TOULOUSE : Des hommes et femmes affaiblis, parfois handicapés, aux carrefours de la ville: derrière ces mendiants du bitume, un modus operandi bien rôdé, piloté par cinq familles Roms bulgares dont 18 membres sont jugés à Toulouse pour traite d'être humains.
A l'audience, comme depuis leur arrestation en 2018, les prévenus - dont 17 en détention provisoire - nient avoir exploité la mendicité de quiconque, disant être eux-même des misérables ayant quitté la Bulgarie pour pratiquer la mendicité en France.
Une version contredite mardi à la barre par le commissaire Arnaud Durand, cité par le ministère public, qui a dirigé l'enquête dans cette affaire.
Les prévenus, comme les 33 victimes, vivaient dans un camp du nord-est de Toulouse «où pullulaient des rats», «mais avec une claire hiérarchisation entre les habitations», affirme le commissaire. «Les mendiants dormaient parfois sur des bâches à même le sol, certains ne s'étaient pas lavés depuis des mois», relate-t-il, décrivant par ailleurs des «baraquements avec plus de confort» où vivaient les prévenus, équipés de réfrigérateurs ou de télévisions, comme on peut le voir sur des photos prises lors des interpellations.
Et l'enquêteur est catégorique: les prévenus «ne pratiquaient pas la mendicité», mais contrôlaient depuis le camp les mendiants qui, privés de leurs pièces d'identité, étaient envoyés aux différents carrefours de la Ville rose.
Supplices
«Tout commence début 2016, lors d'une plainte d'un mendiant bulgare qui déclarait pratiquer la mendicité pour le compte d'un dénommé "Tsetso", qu'il accuse de l'avoir dénudé, attaché à un poteau et fouetté avec un câble électrique, à cause d'un différend sur la somme rapportée de la mendicité», raconte M. Durand.
Au cours de l'été 2017, d'autres plaintes sont déposées par des mendiants. «Un homme de 47 ans expliquait être +esclave+ et +prisonnier+ de la famille de Ivan Vasilev Ivanov, et n'avoir aucun moyen de s'en soustraire», poursuit le chef des enquêteurs.
Et début 2018, «un informateur» le contacte, indique-t-il, sans donner de détails sur l'identité de ce dernier.
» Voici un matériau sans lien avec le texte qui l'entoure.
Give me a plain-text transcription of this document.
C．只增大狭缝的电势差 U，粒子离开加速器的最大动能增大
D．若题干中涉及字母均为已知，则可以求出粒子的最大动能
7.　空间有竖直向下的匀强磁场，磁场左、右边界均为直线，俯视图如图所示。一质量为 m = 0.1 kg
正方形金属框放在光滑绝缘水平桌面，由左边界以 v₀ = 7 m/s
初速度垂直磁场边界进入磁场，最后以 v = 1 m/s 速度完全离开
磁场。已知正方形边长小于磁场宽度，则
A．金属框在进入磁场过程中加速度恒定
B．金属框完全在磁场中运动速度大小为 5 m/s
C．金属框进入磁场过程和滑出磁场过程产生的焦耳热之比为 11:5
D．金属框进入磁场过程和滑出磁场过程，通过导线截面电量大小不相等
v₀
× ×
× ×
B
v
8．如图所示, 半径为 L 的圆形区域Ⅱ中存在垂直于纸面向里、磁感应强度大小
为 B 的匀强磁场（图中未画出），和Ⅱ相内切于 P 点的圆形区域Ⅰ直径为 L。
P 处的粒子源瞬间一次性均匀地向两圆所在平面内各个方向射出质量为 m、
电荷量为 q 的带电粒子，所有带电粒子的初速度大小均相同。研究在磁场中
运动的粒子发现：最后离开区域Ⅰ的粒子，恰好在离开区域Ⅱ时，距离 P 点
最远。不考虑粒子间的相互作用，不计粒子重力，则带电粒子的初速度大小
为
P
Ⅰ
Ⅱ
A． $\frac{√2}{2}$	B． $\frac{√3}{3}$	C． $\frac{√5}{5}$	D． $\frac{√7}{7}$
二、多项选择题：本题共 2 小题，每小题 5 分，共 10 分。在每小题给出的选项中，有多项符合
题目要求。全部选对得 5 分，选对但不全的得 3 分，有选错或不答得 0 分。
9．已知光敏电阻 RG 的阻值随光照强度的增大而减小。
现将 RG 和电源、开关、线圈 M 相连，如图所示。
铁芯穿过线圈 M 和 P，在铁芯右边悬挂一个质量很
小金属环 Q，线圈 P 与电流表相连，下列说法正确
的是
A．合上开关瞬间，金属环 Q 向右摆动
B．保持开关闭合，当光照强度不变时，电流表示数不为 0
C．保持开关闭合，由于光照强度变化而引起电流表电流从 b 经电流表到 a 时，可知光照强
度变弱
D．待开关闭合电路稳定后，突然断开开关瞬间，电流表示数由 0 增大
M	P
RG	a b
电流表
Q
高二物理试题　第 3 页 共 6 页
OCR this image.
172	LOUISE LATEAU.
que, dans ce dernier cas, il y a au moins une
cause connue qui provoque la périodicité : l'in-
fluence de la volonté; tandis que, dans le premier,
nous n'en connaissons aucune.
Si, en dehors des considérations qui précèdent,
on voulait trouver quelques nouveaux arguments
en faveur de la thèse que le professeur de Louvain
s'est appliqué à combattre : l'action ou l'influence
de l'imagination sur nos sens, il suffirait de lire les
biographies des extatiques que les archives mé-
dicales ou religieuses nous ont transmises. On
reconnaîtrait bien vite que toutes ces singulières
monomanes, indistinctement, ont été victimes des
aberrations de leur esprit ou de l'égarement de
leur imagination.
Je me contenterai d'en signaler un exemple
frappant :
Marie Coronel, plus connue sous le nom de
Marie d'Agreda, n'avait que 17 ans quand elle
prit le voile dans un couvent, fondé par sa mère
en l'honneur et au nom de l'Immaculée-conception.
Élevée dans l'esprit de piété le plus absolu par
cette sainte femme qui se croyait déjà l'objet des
Une image plus précise se dessine alors sur le modus operandi ayant conduit les victimes en France.
Le mystérieux informateur «explique qu'elles étaient recrutées en Bulgarie, souvent sur critère de leur handicap, avec la promesse d'un travail ou du partage des gains de la mendicité». Mais une fois sur place, les cinq familles géraient chacune un certain nombre de mendiants et leur retiraient leurs pièces d'identité.
«Afficher la réussite»
La région de Pleven dans le nord de la Bulgarie, d'où sont originaires à la fois les prévenus et les victimes, est l'une des plus démunies dans ce pays, le plus pauvre de l'Union européenne.
Privées des gains du jour rapportés de la mendicité, «les victimes étaient maintenues sous contrôle avec de l'alcool bon marché qu'on leur faisait boire. Et s'ils ne ramenaient pas assez d'argent, ils ne mangeaient pas».
Les pièces récoltées étaient échangées en billets auprès de commerçants locaux puis acheminées en Bulgarie à travers d'organismes de transfert d'argent. Les prévenus, également soupçonnés de blanchiment d'argent, «avaient un train de vie assez luxueux dans leur pays, avec notamment des berlines de luxe», explique l'enquêteur, soulignant s'être notamment basé sur des photos postées sur Facebook «où il est coutume chez eux d'afficher leur réussite».
La surveillance physique du camp et la mise en place d'écoutes téléphoniques ont permis «de mettre en exergue la réalité de ces réseaux, la violence, les menaces. Elles ont été assez importantes pour déterminer le rôle de chacun et vérifier les déclarations de l'informateur», indique M. Durand.
En juin 2018, 11 personnes sont interpellées sur le camp où sont retrouvés d'importantes sommes d'argent et des papiers d'identité. Les autres, notamment les «têtes de réseau» qui ne se trouvaient pas au camp ce jour-là, seront arrêtés plus tard.
«Certaines victimes pleuraient au commissariat, de soulagement d'avoir été "libérées"», se souvient l'enquêteur.
Retournées depuis en Bulgarie dans le cadre d'un départ volontaire, aucune confrontation n'a pu avoir lieu avec les prévenus, qui la réclament pourtant. Une situation «problématique», estiment les avocats de la défense.
Le procès, qui a débuté lundi, doit s'achever le 10 février.